Media synthesis is pretty awesome. After trying a few things, I figured out a way to make decent avatars using a bunch of machine learning models so I figured I could try to create a text-to-video platform.
What this means is that with this project, you can simply enter your text in the user interface and the platform will generate a unique avatar and make it speak the text you entered!
But first things first, let me show you what it looks like so far:
https://www.youtube.com/watch?v=pKTBFBCvLkE
I also added a few things in the project to make it better, like customizable video templates to create amazing backgrounds for any videos. That’s right, you can upload some content, change some texts and the video template engine will render an awesome video background.
Right now, the main challenges are getting the best avatar quality possible and reducing render time.

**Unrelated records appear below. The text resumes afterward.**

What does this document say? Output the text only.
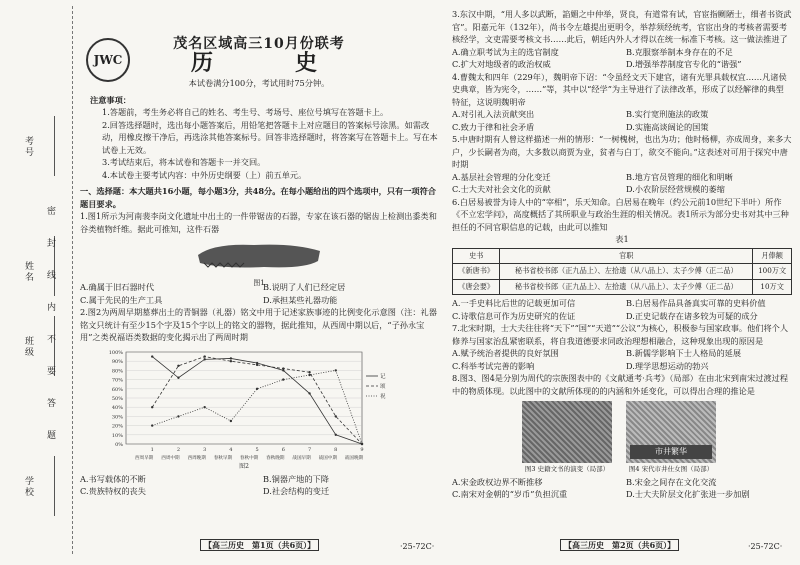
考号
姓名
班级
学校
密
封
线
内
不
要
答
题
JWC
茂名区域高三10月份联考
历　史

本试卷满分100分，考试用时75分钟。

注意事项：

1.答题前，考生务必将自己的姓名、考生号、考场号、座位号填写在答题卡上。

2.回答选择题时，选出每小题答案后，用铅笔把答题卡上对应题目的答案标号涂黑。如需改动，用橡皮擦干净后，再选涂其他答案标号。回答非选择题时，将答案写在答题卡上。写在本试卷上无效。

3.考试结束后，将本试卷和答题卡一并交回。

4.本试卷主要考试内容：中外历史纲要（上）前五单元。

一、选择题：本大题共16小题，每小题3分，共48分。在每小题给出的四个选项中，只有一项符合题目要求。

1.图1所示为河南裴李岗文化遗址中出土的一件带锯齿的石器，专家在该石器的锯齿上检测出黍类和谷类植物纤维。据此可推知，这件石器

图1
A.确属于旧石器时代	B.说明了人们已经定居
C.属于先民的生产工具	D.承担某些礼器功能

2.图2为两周早期墓葬出土的青铜器（礼器）铭文中用于记述家族事迹的比例变化示意图（注：礼器铭文只统计有至少15个字及15个字以上的铭文的器物，据此推知，从西周中期以后，“子孙永宝用”之类祝福语类数据的变化揭示出了两周时期

0%
10%
20%
30%
40%
50%
60%
70%
80%
90%
100%
1
西周早期
2
西周中期
3
西周晚期
4
春秋早期
5
春秋中期
6
春秋晚期
7
战国早期
8
战国中期
9
战国晚期
图2
记
颂
祝
A.书写载体的不断	B.铜器产地的下降
C.贵族特权的丧失	D.社会结构的变迁
【高三历史　第1页（共6页）】	·25-72C·

3.东汉中期，“用人多以武断，諂媚之中仲举，贤良，有道常有试，官宦指劂陋士，细者书资武官”。阳嘉元年（132年），尚书令左雄提出更明令，举荐须经统考，官宦出身的考核者需要考核经学，文吏需要考核文书……此后，朝廷内外人才得以在统一标准下考核。这一做法推进了

A.确立职考试为主的选官制度	B.克服察举制本身存在的不足
C.扩大对地级者的政治权威	D.增强举荐制度官专化的“谐强”

4.曹魏太和四年（229年），魏明帝下诏：“令虽经文天下建官，诸有光罪具载权宜……凡诸侯史典章，皆为宪令，……”等，其中以“经学”为主导进行了法律改革，形成了以经解律的典型特征，这说明魏明帝

A.对引礼入法贡献突出	B.实行宽刑施法的政策
C.致力于律和社会矛盾	D.实施高谈阔论的国策

5.中唐时期有人曾这样描述一州的情形：“一树槐树，也出为功；他时杨柳，亦成周身，来多大户，少长嗣者为商，大多数以商贾为业，贫者与白丁，欲交不能向。”这表述对可用于探究中唐时期

A.基层社会管理的分化变迁	B.地方官员管理的细化和明晰
C.士大夫对社会文化的贡献	D.小农阶层经营规模的萎缩

6.白居易被誉为诗人中的“宰相”，乐天知命。白居易在晚年（约公元前10世纪下半叶）所作《不立宏学问》，高度概括了其所职业与政治生涯的相关情况。表1所示为部分史书对其中三种担任的不同官职信息的记载，由此可以推知

表1

史书	官职	月俸额
《新唐书》	秘书省校书郎（正九品上）、左拾遗（从八品上）、太子少傅（正二品）	100万文
《唐会要》	秘书省校书郎（正九品上）、左拾遗（从八品上）、太子少傅（正二品）	10万文
A.一手史料比后世的记载更加可信	B.白居易作品具备真实可靠的史料价值
C.诗歌信息可作为历史研究的佐证	D.正史记载存在诸多较为可疑的成分

7.北宋时期，士大夫往往将“天下”“国”“天道”“公议”为核心，积极参与国家政事。他们将个人修养与国家治乱紧密联系，将自我道德要求同政治理想相融合，这种现象出现的原因是

A.赋予统治者提供的良好氛围	B.新儒学影响下士人格局的延展
C.科举考试完善的影响	D.理学思想运动的勃兴

8.图3、图4是分别为周代的宗族图表中的《文献通考·兵考》（局部）在由北宋到南宋过渡过程中的物质体现。以此图中的文献所体现的的内涵和外延变化，可以得出合理的推论是

图3 史籍文书的演变（局部）
市井繁华
图4 宋代市井仕女图（局部）
A.宋金政权边界不断推移	B.宋金之间存在文化交流
C.南宋对金朝的“岁币”负担沉重	D.士大夫阶层文化扩张进一步加剧
【高三历史　第2页（共6页）】	·25-72C·
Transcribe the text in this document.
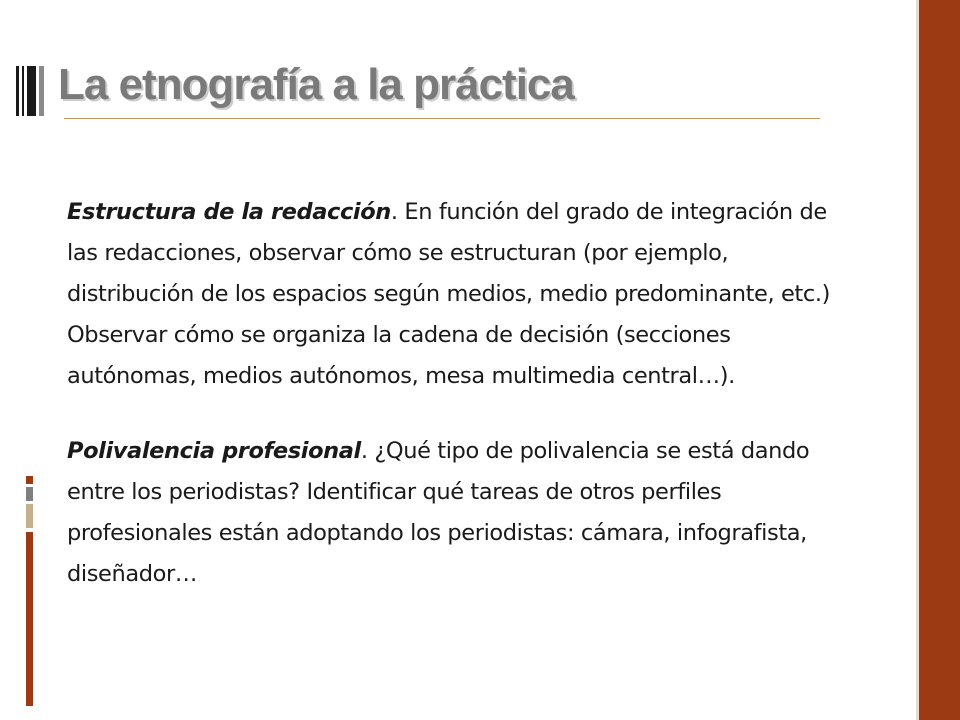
La etnografía a la práctica

Estructura de la redacción. En función del grado de integración de las redacciones, observar cómo se estructuran (por ejemplo, distribución de los espacios según medios, medio predominante, etc.) Observar cómo se organiza la cadena de decisión (secciones autónomas, medios autónomos, mesa multimedia central…).

Polivalencia profesional. ¿Qué tipo de polivalencia se está dando entre los periodistas? Identificar qué tareas de otros perfiles profesionales están adoptando los periodistas: cámara, infografista, diseñador…
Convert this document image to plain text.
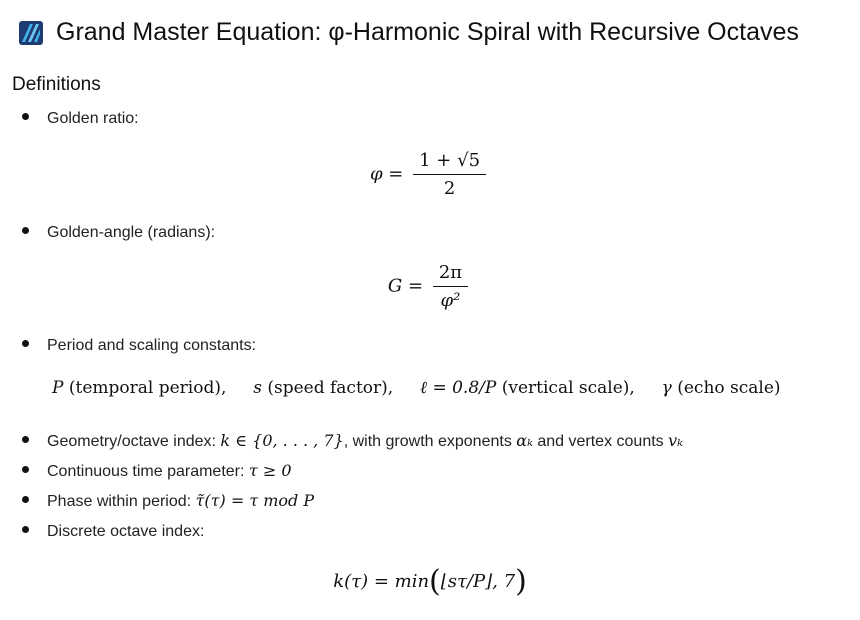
Grand Master Equation: φ-Harmonic Spiral with Recursive Octaves
Definitions
Golden ratio:
$\varphi = \frac{1 + √5}{2}$
Golden-angle (radians):
$G = \frac{2\pi}{\text{φ²}}$
Period and scaling constants:
P (temporal period), s (speed factor), ℓ = 0.8/P (vertical scale), γ (echo scale)
Geometry/octave index:
k ∈ {0, . . . , 7} , with growth exponents
αₖ
and vertex counts
vₖ
Continuous time parameter:
τ ≥ 0
Phase within period:
τ̃(τ) = τ mod P
Discrete octave index:
k(τ) = min(⌊sτ/P⌋, 7)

As far as getting better avatar quality, i’m currently working on implementing a new process for generating avatars, which involves a lot of work… 😅
And in order to reduce rendering time, i’m considering compiling my machine learning models using NVIDIA TensorRT which is pretty cool because it can supposedly accelerate inference by up to 6x!
I’m also working on getting funding to purchase some NVIDIA Tesla T4 GPU instances. AWS and GCP are both good candidates.
Well, of course it still needs some work before I can publish the MVP but i’m getting there! Right now, what I need the most is to get my kickstarter project funded so I can purchase some GPU instances and work on my infrastructure.
Anyway, I hope you’ll like this project as much as I do!